“But how can we dig a tunnel without the tools?” demanded Pudge, almost pathetically, “and what have we got to blow them up with, I want to know?”
Billy laughed derisively.
“We couldn’t if we would, Pudge,” he remarked, “and we wouldn’t if we could. We came over here on business for the Sea Eagle Company, Limited, and not to take a hand in shortening the supply of the Kaiser’s brave soldiers.”
“Then what are we meaning to do about it?” the fat boy kept on asking. “I want to know, because to tell you the truth, I’m not feeling very comfortable right now.”

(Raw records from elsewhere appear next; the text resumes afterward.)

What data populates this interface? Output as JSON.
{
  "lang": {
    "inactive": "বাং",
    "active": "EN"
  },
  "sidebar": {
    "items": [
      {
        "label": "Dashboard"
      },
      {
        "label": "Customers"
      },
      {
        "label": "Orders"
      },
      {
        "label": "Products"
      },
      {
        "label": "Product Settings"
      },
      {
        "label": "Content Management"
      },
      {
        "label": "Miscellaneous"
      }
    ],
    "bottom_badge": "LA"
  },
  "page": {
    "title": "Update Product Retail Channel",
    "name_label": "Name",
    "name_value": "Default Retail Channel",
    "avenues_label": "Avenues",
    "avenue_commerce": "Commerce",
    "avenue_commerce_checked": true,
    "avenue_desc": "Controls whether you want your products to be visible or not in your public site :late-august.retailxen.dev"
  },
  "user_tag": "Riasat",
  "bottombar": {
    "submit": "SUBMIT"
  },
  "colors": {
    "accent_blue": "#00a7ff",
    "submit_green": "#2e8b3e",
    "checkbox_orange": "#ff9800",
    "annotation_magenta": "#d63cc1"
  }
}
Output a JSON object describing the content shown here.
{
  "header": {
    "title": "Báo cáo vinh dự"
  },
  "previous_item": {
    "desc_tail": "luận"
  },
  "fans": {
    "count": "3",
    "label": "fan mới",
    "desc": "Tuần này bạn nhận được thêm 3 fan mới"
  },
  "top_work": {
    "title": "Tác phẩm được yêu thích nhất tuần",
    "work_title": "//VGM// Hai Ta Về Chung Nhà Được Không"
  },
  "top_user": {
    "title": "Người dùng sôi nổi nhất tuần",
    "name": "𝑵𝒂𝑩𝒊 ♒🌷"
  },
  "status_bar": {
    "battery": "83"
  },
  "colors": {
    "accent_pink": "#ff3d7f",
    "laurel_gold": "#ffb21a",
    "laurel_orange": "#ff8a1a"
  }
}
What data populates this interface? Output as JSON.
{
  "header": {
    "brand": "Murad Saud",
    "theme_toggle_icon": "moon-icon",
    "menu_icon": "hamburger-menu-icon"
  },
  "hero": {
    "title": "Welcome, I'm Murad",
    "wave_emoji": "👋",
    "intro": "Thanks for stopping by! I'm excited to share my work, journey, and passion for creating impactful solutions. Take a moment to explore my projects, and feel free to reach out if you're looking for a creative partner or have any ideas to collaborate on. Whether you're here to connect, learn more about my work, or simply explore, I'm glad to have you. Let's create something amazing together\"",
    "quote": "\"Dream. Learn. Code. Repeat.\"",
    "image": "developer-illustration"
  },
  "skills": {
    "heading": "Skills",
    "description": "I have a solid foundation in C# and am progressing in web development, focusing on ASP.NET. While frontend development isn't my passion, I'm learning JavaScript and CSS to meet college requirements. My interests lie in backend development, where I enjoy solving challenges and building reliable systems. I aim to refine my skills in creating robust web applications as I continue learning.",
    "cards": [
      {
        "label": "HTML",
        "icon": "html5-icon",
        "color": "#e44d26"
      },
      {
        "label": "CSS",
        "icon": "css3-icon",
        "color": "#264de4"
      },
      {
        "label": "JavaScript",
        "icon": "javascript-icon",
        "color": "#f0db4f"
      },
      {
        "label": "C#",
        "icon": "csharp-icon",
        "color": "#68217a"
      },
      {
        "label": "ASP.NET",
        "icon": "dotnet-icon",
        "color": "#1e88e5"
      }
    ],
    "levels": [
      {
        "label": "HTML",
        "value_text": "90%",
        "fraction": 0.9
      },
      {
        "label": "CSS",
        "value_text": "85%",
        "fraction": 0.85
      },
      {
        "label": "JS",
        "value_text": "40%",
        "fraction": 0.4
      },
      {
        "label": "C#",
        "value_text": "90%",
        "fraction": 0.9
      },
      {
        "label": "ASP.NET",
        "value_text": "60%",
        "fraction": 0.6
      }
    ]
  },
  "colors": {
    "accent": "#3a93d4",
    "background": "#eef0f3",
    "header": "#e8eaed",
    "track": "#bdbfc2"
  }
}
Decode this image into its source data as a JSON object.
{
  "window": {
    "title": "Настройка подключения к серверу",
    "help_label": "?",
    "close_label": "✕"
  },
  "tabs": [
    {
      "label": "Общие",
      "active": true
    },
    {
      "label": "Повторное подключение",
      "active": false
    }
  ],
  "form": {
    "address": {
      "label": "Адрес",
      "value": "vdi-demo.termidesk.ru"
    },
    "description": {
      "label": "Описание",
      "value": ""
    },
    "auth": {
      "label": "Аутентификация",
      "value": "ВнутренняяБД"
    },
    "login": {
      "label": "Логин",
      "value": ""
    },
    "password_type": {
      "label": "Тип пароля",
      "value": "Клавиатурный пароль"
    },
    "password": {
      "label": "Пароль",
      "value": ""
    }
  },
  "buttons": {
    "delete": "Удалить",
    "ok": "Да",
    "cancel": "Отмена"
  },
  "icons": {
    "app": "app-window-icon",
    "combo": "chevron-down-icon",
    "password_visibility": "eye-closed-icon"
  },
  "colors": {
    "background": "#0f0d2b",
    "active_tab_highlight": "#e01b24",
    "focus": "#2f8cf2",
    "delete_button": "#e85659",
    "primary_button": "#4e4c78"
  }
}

“Frank, have you thought up that scheme yet?” asked Billy, just as indifferently as though it might be the regular program for Frank to figure out a method of escaping from each and every ill that beset them.
“I think there’s a way to do it,” Frank responded. “This swale we’re lying in, as near as I can tell, keeps right along in a crooked fashion, but always bearing in a direction that will take us away from the windmill.”
“Oh! that’s the game, then, is it?” cried Billy. “You lead off, and we follow after you like a trailing snake? Well, I’m pretty good on the crawl, and when it’s necessary I can wriggle to beat the band.”
“Yes,” sang out Pudge with a groan, “but how about me? I’m not built to make a good wriggler, and you know it, fellows. It’s going to be awful tough on a fellow whose body is so thick that it looms up above the sheltering bank some of the time. I’ll be fairly riddled with shot, sooner or later. Please tell me how I’m going to manage it, won’t you?”
“There’s only one thing for you to do, Pudge,” Billy jeered.
“What’s that?” asked the unhappy Pudge.